As ações da companhia registram alta de +144% desde o dia 31 de janeiro; isso mesmo leitor 144% de alta em quase quatro meses.

Esta performance impressionante está diretamente ligada à decisão dos controladores da Eletropaulo (AES Corp. e BNDES) em migra-la do Nível 2 de governança corporativa da bolsa (B3), para o Novo Mercado, onde existem apenas ações ordinárias.

A decisão de transformar a Eletropaulo em uma verdadeira “corporation” foi concretizada no final de novembro de 2017, com a conversão de todas as ações preferenciais da companhia em ações ordinárias. Como resultado o BNDES ficou com 18,7% do capital, a AES Corp. com 16,8%, a União com outros 8% e o mercado com 56,4%.

Ou seja, pela primeira vez o controle acionário da companhia estava nas mãos dos acionistas minoritários, abrindo espaço para uma oferta hostil (hostile takeover).

Para os poucos acostumados com os jargões do mercado financeiro, uma oferta hostil nada mais é do que a possibilidade de qualquer empresa ou investidor possa realizar a aquisição do controle acionário de uma empresa, mediante compra de ações em bolsa, sem consulta ou acordo prévio e independente da vontade dos controladores. Esta modalidade surgiu nos Estados Unidos e fortaleceu-se a partir dos anos 80.

Tendo isto como pano de fundo, a Energisa em um movimento ousado fez, no início de abril, uma oferta hostil pelo controle da Eletropaulo, avaliando a companhia em R$ 3,24 bilhões (R$19,38/ação).O movimento da Energisa aguçou o apetitie de outros “players” concorrentes (Neoenergia e Enel), acelerando o surgimento de outras ofertas hostis.

Após algumas semanas e vários “lances” de parte a parte, o mais recente capitulo ocorreu na noite de ontem (25), quando a Neoenergia informou ao mercado que decidiu subir para R$ 32,10 o valor que oferecerá para cada ação na compra da distribuidora de energia Eletropaulo.

A Neoenergia tomou a decisão horas depois de a Enel, sua rival na disputa pelo controle da Eletropaulo, ter feito oferta de R$ 32,00 por ação, o que levou a avaliação do valor da distribuidora para R$ 5,3 bilhões. Não satisfeita, a Enel elevou novamente sua oferta para R$ 32,20 por ação (R$ 5,4 bilhões) reforçando sua disposição de lutar pelo ativo até o fim.

Embora não possamos precisar quando esta luta pelo controle da distribuidora paulista estará concluído, algumas lições precisam ser extraídas deste lindo evento do capitalismo:

(1) A inexistência de mais “corporations” na bolsa brasileira é lesiva ao acionista minoritário e deveria ser repensada por parte dos controladores, pois poderia destravar um valor adicional ao preço das suas ações.

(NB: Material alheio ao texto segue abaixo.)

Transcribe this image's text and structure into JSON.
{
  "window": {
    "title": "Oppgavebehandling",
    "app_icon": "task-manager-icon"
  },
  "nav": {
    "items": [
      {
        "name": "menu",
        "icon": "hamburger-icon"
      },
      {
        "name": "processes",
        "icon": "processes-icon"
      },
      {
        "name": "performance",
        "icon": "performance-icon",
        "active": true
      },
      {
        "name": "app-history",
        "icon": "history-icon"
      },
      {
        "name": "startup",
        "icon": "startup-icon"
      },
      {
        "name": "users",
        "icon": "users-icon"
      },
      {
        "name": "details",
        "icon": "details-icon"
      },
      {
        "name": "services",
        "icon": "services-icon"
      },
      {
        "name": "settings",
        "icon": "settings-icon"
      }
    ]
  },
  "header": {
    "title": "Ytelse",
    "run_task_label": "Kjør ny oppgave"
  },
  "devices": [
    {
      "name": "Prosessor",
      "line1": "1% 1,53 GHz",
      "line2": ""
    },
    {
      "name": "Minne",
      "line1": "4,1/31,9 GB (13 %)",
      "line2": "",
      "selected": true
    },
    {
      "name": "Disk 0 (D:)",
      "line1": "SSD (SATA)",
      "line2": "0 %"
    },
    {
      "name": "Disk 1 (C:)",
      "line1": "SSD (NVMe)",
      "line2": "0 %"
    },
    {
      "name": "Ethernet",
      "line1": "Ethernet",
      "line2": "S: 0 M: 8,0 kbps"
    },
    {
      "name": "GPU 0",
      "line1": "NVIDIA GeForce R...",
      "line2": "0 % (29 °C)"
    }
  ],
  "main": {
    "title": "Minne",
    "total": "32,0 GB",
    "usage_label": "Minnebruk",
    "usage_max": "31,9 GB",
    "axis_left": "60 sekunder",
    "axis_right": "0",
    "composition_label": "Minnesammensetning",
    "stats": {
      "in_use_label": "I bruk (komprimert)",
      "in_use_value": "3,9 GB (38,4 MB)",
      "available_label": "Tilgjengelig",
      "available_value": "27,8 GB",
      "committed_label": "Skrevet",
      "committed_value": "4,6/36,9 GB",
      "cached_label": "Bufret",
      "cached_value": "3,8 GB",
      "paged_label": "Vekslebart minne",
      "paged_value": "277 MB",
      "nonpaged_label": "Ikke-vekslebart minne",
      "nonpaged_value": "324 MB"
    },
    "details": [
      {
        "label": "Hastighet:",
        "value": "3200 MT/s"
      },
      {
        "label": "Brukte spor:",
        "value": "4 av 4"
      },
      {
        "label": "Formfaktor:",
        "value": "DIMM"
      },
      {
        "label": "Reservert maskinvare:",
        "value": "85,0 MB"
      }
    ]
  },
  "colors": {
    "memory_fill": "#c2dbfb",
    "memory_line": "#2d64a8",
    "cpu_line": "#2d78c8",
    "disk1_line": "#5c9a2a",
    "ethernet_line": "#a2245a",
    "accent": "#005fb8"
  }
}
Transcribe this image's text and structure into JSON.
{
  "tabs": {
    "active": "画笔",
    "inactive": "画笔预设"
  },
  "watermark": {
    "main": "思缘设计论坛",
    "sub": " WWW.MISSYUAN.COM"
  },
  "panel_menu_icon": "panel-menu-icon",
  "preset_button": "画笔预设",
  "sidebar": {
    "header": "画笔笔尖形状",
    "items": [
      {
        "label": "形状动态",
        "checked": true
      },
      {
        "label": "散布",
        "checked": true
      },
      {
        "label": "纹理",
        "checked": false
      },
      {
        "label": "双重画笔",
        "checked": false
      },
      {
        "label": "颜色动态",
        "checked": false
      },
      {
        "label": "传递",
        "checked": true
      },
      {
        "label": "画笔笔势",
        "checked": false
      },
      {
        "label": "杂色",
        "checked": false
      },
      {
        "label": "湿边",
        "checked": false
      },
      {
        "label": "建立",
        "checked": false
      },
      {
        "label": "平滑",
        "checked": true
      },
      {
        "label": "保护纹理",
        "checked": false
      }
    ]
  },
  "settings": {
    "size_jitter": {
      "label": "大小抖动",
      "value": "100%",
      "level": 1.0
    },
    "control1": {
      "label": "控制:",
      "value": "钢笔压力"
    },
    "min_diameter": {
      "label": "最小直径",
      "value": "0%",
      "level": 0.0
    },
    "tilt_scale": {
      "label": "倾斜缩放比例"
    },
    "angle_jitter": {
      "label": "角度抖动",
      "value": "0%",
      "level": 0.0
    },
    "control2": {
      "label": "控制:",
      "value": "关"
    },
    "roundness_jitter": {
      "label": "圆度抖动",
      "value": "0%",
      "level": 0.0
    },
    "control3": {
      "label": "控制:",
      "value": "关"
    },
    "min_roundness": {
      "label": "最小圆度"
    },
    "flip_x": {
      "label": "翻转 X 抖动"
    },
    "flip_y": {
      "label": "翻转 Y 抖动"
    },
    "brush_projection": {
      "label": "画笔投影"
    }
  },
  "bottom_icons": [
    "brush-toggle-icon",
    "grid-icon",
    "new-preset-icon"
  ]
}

(2) Incapacidade de parte do mercado em avaliar todas as vertentes de valor de um ativo/empresa, levando em consideração a diferença gigantesca na percepção de valor da Eletropaulo entre os analistas e as empresas interessadas no ativo.

(3) Como as novas tecnologias – geração distribuída, armazenagem de energia, carro elétrico, usina virtual, entre outras – afetarão o valor das empresas que possuem acesso e relacionamento com milhões de consumidores.

Das lições acima mencionadas, pelo menos duas delas podem ser aplicadas para as demais distribuidoras de energia, o que sugere a necessidade de uma reavaliação por parte dos investidores e analistas do real valor econômico das empresas de distribuição.